Assuming both triggermen continue to improve as the staff and head coach Brian Kelly project, what realistic chance does Zaire have to unseat Kizer, not only the incumbent but the superior passer – a passer that rushed for a program position-record 10 touchdowns last fall – before the team touches down in Austin for its opener at Texas?

“Let’s look at what you know,” said Kelly in reference to Zaire’s ability to run the football. “What can Malik do that could separate him from DeShone? Malik is a guy that is an off-schedule playmaker. He can see the field very well (when forced to escape the pocket).”

In short, while Kizer made ample plays with his feet last season, it’s Zaire that can blow a game open by turning a pristine collegiate football field into his personal sandlot.

But while that unique sandlot skillset is available to Zaire, it doesn’t define a Kelly system quarterback. Rather, it’s instead the ability to read a defense and execute a game plan that’s paramount, and after a season on the sidelines in which the Irish offense changed to match Kizer’s strengths, Zaire opened spring ball with work to do just to level the playing field.

“I waited for him to catch back up (during the spring) and I feel like they’re on that same level in terms of knowledge,” said Kelly. “He’s going to have to run the offense a little bit different than DeShone. DeShone is going to be who he is, and hopefully he continues to grow in the areas that we’ve asked.

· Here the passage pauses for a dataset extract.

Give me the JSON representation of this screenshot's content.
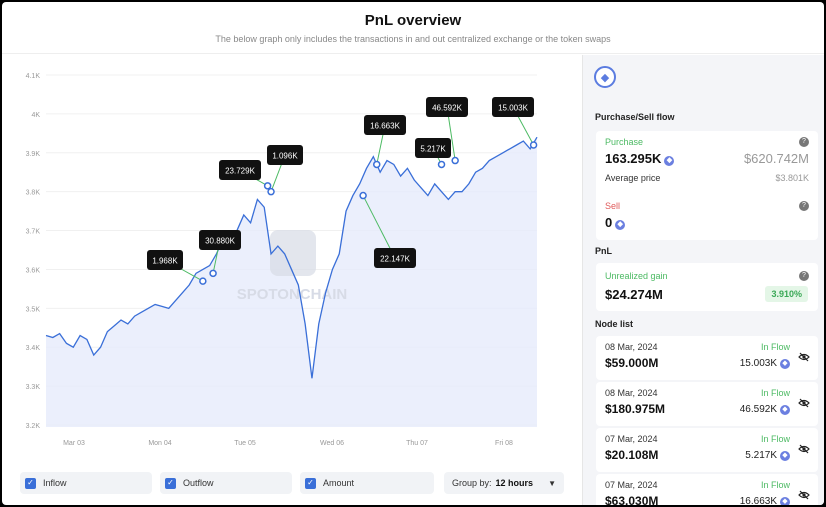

“But Malik is going to have to be that off-schedule playmaker. That does a little bit more, maybe out of the pocket, hitting somebody down the field. Seeing somebody running (free) up the sideline.

“That would be what has to happen.”

Ten of Kelly’s 12 seasons in charge of an FBS football program have included starts by more than one of his quarterbacks. It’s a reality of the modern game, the spread/read-option era that mandates quarterbacks A.) Know how to protect themselves, and in general, B.) Are able to make plays on run.

(It’s no coincidence that Kelly’s only triggerman in South Bend to make it through a season’s slate unscathed was 2013 senior Tommy Rees, a quarterback that identified blitzes and called protections with aplomb and rarely ventured outside the pocket, and was thus not often exposed to dangerous hits.)

Zaire was hurt on the run last season. Kizer or Zaire likely will find himself felled by harm’s way as the starter next fall. And then the other will be called upon.

And only then.

 “I worry about that, quite frankly,” said Kelly when asked if a two-quarterback system could emerge if both players are “lights out” during training camp. “I saw what happened at Ohio State as the measuring stick. There was no real identity in that offense until they went with (JT) Barrett.

“Once they said ‘He’s our guy, we’re going with him,’ they were able to say, ‘Okay, here’s what we’re going to do in this offense.’

“And then they played us,” Kelly chuckled.

“So I worry about that. I think I’m more convinced that there’ll be a No. 1 and a No. 2 and the No. 2 will have to play when the No. 2 is called upon.”

History and the odds of injury portend QB2 will be needed. The key will thus be keeping QB2 fully engaged while QB1 is likely to shine as the face of college football’s most famous program.